USA TODAY International Edition
Camp discovers Olympic hopefuls
Josh Williamson first learned about the sport of bobsled through following two-time Olympic medalist Steven Langton on social media.
Williamson saw how much weight Langton could lift and how powerful he was when pushing a bobsled before jumping into it and sliding down an icy track at 90 mph.
But when Williamson, a former lacrosse player from Lake Mary, Florida, applied for a U.S. Olympic Committee program called Scouting Camp: The Next Olympic Hopeful last year, he didn’t have high expectations.
“I knew I was a good athlete after competing in college, but I really didn’t know what I’d be good at,” said Williamson, who went to a 24 Hour Fitness for a “combine” test and submitted his NOH application. At scouting camp, “They kind of tell you what they think you have the build for, they tell you what athletically you might be successful in. Coming from Florida, I didn’t really know bobsled was an option.”
A year after winning Season 1, he is headed to Europe to compete as part of the USA Bobsled team. He’s one of three athletes who were scouted through the NOH program in Colorado Springs, Coloardo, where the USOC is based, to land a spot on the bobsled team.
Eight winners from Season 2 were announced last Sunday on NBC’s finale. They’ll receive financial support to train in eight Olympic sports, which range from boxing to rowing. Nearly 3,500 athletes applied online or attended tryouts at 24 Hour Fitness clubs for the chance to participate in the program.
Since taking his first trip in a bobsled in Lake Placid, New York, in fall 2017, Williamson has had a fairy-tale rise in the sport. Williamson, 22, who played Division I lacrosse at Mercer in Georgia, won five medals competing as a brakeman on the North American Cup circuit and placed sixth with pilot Hunter Church at the junior world championships in Switzerland in January.

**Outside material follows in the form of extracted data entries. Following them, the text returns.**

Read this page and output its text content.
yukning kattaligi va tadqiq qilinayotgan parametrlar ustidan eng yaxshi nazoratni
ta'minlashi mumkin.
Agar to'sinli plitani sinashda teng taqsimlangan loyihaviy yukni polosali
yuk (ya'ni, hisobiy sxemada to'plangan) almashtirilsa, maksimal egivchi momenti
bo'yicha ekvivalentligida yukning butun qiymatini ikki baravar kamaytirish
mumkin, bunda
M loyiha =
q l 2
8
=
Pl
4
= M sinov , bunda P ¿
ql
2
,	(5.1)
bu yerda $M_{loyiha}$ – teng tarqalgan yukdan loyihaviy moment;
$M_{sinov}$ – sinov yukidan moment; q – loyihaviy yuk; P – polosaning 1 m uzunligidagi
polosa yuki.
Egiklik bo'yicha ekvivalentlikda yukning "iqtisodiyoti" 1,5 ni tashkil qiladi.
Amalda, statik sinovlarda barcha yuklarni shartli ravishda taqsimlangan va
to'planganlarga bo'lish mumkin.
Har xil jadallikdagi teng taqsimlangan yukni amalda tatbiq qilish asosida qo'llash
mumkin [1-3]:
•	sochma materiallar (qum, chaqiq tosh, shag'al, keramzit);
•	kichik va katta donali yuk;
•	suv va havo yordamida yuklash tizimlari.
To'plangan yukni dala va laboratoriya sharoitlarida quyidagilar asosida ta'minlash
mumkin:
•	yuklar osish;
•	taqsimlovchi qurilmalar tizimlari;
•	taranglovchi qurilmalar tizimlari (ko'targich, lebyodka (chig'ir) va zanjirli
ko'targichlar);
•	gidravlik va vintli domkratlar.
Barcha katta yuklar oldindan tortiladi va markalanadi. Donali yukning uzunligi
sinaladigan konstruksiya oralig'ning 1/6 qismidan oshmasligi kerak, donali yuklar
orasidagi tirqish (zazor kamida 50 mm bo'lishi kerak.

“I’ve been in the sport for 29 years. I’ve never seen a guy push a sled this early in his career and look like he’s been doing it for 10 years the way Josh has,” says USA Bobsled national team head coach Mike Kohn. “In terms of athletic ability, he’s 100 percent pure natural talent. He’s got the mind-set to go with it. We’re looking forward to him taking a leadership role in the future. He’s got potential to be the face of the program at some point.”
USA Bobsled has had success recruiting athletes from other sports (Herschel Walker, Lolo Jones and Lauryn Williams) and developing their talent on the ice.
The year after an Olympics provides an opportunity for rookies to come in and learn, says Kohn, because the program loses athletes through attrition.
One of those athletes taking advantage of the opportunity is Sylvia Hoffman, who also made the national team after being scouted in NOH. The former LSU-Shreveport basketball player was working in Colorado Springs and training in weightlifting when she decided to apply for NOH.
After impressing coaches at the scouting camp, the 29-year-old who grew up in Arlington, Texas, was invited to a rookie bobsled camp. She won the national push championships in Lake Placid on Sept. 28 before taking her first trip in a sled on ice a couple of weeks later.
“It was a little bumpy, but I didn’t fear it,” Hoffman says of her first bobsled run as a brakewoman. “I was like OK, this is just something new to me. I think the second day I learned the track a little bit better and it really helped as far as being in the back of the sled. I was able to be prepared for certain turns and really try to stay focused and be loose and fluid.”
“Opportunities are out there; athletes just don’t know much about them,” says Scott Riewald, USOC’s senior director of high performance. He uses the example of NCAA athletes who graduate and don’t want to give up sport but who don’t have an avenue to continue competing.